Posted by JMD15 on May 18, 2017 at 4:12pm

More later….

Posted by JMD15 on May 18, 2017 at 4:15pm

So very sorry to hear of your family response.  While my family resides on the other coast, the initial response was VERY mixed.  I will share that everyone now embraces my children as equal parts of the family when we visit, it just took time for some (particularly my mother) to adjust to the concept.  I would offer to be patient and not react or respond to negative comments, “advice”, or whatever may be said - I simply acted like they had always been part of the family, and over time the acceptance has come.  Praying for much happiness for you and your soon to be child.

Posted by Anne333 on May 18, 2017 at 9:36pm

Another reply is ...to say I used to feel a little bit the same but I’ve learned that people who adopt are as close to their adopted children as their biological children. Then ask if she ever plans to marry, or have a close relationship with someone else,?  Even if that person is not related by blood?!

I’d definitely say something to your niece too. “So do you not speak to anyone in your school who isn’t related to you?” Or “I’d be sad if you didn’t want to be close with our family any more, we’d really miss you.”

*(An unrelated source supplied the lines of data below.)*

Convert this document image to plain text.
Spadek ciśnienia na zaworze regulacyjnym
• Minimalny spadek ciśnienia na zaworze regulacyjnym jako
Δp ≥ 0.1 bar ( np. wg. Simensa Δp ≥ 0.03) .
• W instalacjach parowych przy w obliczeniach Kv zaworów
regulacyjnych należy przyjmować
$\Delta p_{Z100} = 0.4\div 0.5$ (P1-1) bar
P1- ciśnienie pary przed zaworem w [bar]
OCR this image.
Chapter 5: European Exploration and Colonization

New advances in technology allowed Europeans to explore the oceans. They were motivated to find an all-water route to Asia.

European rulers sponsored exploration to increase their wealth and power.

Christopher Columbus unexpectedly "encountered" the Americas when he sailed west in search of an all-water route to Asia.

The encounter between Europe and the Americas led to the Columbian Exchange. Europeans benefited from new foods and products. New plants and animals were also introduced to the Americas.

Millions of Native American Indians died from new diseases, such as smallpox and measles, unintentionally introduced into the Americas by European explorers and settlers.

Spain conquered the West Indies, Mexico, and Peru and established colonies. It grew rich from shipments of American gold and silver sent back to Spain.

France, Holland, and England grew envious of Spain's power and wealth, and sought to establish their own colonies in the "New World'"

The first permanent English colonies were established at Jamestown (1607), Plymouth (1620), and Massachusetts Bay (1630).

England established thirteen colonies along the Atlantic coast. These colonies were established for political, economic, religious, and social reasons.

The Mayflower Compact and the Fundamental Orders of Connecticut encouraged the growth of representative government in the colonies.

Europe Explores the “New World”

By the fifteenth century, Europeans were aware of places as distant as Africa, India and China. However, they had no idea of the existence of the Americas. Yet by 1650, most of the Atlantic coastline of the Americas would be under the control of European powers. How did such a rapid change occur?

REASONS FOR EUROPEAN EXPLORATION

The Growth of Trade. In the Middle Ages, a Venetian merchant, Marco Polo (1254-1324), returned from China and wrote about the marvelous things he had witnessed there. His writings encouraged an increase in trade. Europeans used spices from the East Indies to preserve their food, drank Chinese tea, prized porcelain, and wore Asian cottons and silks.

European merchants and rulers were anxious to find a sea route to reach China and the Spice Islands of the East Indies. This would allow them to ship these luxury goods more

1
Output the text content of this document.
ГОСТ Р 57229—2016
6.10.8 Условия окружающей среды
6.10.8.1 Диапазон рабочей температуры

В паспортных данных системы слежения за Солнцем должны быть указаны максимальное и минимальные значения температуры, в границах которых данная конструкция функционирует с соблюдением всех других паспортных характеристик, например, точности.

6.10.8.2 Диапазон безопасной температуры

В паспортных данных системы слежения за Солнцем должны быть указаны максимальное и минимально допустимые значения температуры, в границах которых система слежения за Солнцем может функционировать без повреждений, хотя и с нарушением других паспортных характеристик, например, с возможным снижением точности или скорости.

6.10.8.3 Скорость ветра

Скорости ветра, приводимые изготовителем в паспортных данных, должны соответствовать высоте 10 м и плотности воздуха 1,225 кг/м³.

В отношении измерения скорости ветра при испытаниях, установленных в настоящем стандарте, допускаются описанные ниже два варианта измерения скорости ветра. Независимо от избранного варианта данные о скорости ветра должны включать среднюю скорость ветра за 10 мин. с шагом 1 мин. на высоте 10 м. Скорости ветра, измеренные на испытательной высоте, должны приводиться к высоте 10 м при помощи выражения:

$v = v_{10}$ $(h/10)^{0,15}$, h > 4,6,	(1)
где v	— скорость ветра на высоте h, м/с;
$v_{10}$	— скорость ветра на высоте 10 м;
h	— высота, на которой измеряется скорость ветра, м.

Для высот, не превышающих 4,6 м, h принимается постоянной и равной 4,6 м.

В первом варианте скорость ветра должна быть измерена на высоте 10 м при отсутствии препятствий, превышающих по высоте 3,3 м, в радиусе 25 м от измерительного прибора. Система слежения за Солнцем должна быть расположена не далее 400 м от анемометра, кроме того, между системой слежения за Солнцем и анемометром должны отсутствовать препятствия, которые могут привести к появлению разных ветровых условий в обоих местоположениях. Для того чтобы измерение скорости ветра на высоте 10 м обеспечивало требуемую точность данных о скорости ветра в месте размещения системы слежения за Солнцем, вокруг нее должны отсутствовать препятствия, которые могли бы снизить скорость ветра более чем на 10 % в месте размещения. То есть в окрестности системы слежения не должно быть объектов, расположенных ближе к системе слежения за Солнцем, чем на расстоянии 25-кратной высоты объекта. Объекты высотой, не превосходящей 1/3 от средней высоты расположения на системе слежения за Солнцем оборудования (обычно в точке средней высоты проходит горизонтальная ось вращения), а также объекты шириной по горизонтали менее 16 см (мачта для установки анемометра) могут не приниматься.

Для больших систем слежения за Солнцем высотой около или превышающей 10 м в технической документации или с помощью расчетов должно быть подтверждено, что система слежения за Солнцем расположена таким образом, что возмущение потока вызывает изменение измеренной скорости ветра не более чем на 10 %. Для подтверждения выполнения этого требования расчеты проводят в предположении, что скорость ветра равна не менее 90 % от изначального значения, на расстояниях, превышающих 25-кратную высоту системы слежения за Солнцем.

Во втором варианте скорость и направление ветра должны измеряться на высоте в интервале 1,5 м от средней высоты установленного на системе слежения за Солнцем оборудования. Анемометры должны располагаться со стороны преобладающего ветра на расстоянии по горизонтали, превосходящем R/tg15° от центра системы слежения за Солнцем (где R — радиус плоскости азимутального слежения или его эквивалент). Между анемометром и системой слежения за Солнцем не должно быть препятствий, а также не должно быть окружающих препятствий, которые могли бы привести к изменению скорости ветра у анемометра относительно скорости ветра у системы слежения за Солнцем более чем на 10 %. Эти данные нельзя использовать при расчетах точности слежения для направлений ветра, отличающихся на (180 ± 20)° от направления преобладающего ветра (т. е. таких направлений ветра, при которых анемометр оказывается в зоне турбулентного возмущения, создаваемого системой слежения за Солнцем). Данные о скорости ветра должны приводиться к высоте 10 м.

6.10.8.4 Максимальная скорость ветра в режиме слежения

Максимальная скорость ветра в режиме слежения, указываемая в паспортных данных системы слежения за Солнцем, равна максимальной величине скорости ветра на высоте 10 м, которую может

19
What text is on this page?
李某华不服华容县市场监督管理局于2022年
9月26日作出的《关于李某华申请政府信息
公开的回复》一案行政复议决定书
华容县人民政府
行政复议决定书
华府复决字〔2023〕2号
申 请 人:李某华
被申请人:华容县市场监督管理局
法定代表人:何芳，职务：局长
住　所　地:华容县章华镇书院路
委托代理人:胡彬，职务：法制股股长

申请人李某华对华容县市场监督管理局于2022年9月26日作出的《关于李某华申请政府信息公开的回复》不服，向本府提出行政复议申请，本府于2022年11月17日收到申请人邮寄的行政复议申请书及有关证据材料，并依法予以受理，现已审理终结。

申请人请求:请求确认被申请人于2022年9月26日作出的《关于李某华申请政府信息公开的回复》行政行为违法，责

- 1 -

Posted by Happy Camper on May 19, 2017 at 12:51pm
Posted by Happy Camper on May 19, 2017 at 12:52pm

I am 51 turning 52 in July. We are completing our home study and applying to adopt siblings internationally - a boy age 6 and a girl age 9. It’s never too late to adopt. I was worried about my age too but there are so many older children who need homes. Most people wants babies and toddlers. You are doing a wonderful thing by adopting teens. You should definitely be able to get a teenage girl. We originally started with the plan to adopt through the US foster care system but we had a lot of trouble with the social workers so we switched to international adoption. We saw so many teenagers who needed homes. As long as you can hang in there and be patient with the bureaucracy of the US foster care system and try to find a good agency and a good social worker to represent you, that will make it a lot easier. Hopefully, your state’s foster care system will be better than mine.